Otobüse her bindiğinizde biletinizi şoföre gösterin.
Hangi tur firmasını kullandığınıza dikkat edin şundan dolayı aynı renkte otobüslerde birçok şirket var.
Otobüsten indiğiniz yeri ihmal etmeyin, şundan dolayı geri dönerken gene aynı yerden otobüse bineceksiniz. Eğer kaybolursanız otobüs turu işaretlerini bulmaya çalışın.
Nerelere gitmek istediğinizin planını baştan yapın ve ona nazaran sırayla inmek istediğiniz yerlerde inip aynı yerden yine binerek yolunuza devam edin. Bu şekilde hazırladığınız rota üstünde her şeyi görebilir ve aynı yerlerden yine yine geçip vakit kaybetmezsiniz.
İngiltere’de hiçbir koşulda otomobil kiralamanız tavsiye edilmez, bilhassa de gezgin olarak. Taksi ya da metro kullanarak arzu ettiğiniz yere kolayca ulaşmanız mümkün. Gezgin otobüslerinde ise o an bulunduğunuz yerle ilgili bilgilendirmeler de yapılıyor.

Londra’da yeşil alan bulmak için o kadar da gezmenize gerek yok. Başkent Hyde Park, St James’s Park Richmond Park şeklinde sekiz tane, güzel Kraliyet Parkı’na haiz. Alternatif olarak Kew yada Chelsea Physic Garden şeklinde rahat bahçelerden birini de ziyaret edebilirsiniz.

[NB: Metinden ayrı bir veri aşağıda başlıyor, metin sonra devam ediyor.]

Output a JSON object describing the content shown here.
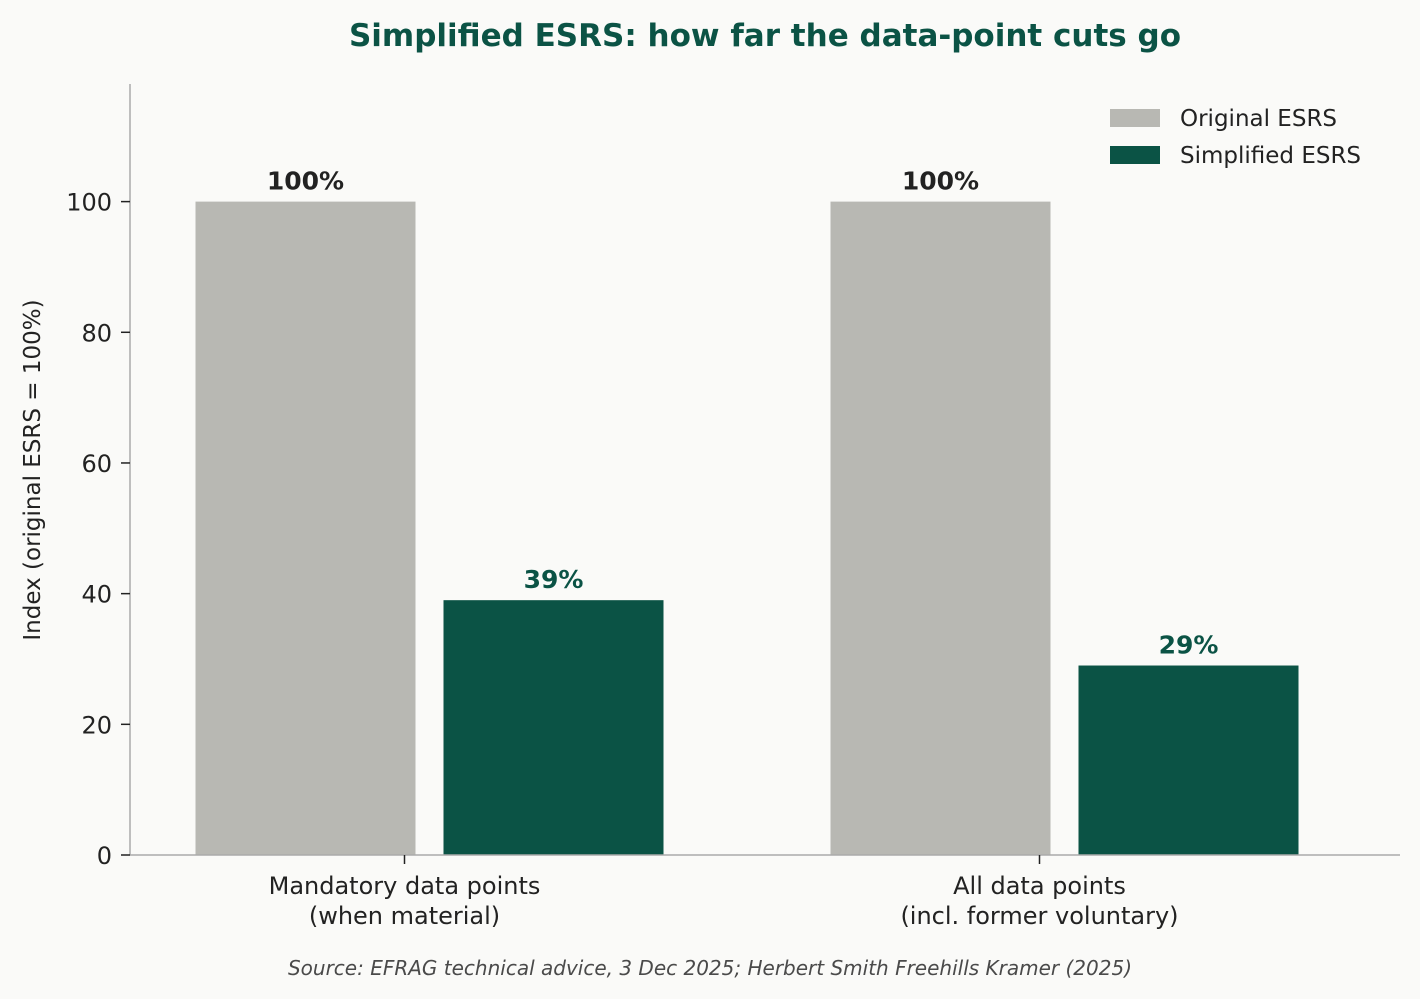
{
  "chart_data": {
    "type": "bar",
    "title": "Simplified ESRS: how far the data-point cuts go",
    "xlabel": "",
    "ylabel": "Index (original ESRS = 100%)",
    "categories": [
      [
        "Mandatory data points",
        "(when material)"
      ],
      [
        "All data points",
        "(incl. former voluntary)"
      ]
    ],
    "series": [
      {
        "name": "Original ESRS",
        "values": [
          100,
          100
        ],
        "labels": [
          "100%",
          "100%"
        ],
        "color": "#b8b8b3",
        "label_color": "#222222"
      },
      {
        "name": "Simplified ESRS",
        "values": [
          39,
          29
        ],
        "labels": [
          "39%",
          "29%"
        ],
        "color": "#0b5345",
        "label_color": "#0b5345"
      }
    ],
    "ylim": [
      0,
      118
    ],
    "yticks": [
      0,
      20,
      40,
      60,
      80,
      100
    ],
    "grid": false,
    "legend": "top-right",
    "title_color": "#0b5345",
    "source": "Source: EFRAG technical advice, 3 Dec 2025; Herbert Smith Freehills Kramer (2025)"
  }
}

Londra, birçoğu parasız olan dünyanın en iyi müzelerine ve galerilerinin bazılarına ev sahipliği yapıyor. Asla para ödemeden tüm eserleri görebileceğiniz British Museum, Tate Çağdaş, Tabiat Zamanı Müzesi yada Bilim Müzesi’nde birkaç saat geçirebilirsiniz. Londra gezilecek bölgeler listesine bir ihtimal eklemek istersiniz.

Londra’da alışveriş yaparken Oxford Caddesi’nin en büyük mağazalarından Londra pazarlarındaki hediyelik eşya ve biblolara kadar geniş seçeneklere boğulacaksınız. Westfield Stratford’da, Avrupa’nın en büyük avmsinde, Harrods yada Selfridges şeklinde ikonlaşmış mağazalarda alışveriş yapabilirsiniz.

Haydi sizde hemen Londra uçak bileti alıp bu güzel şehri ziyaret edin.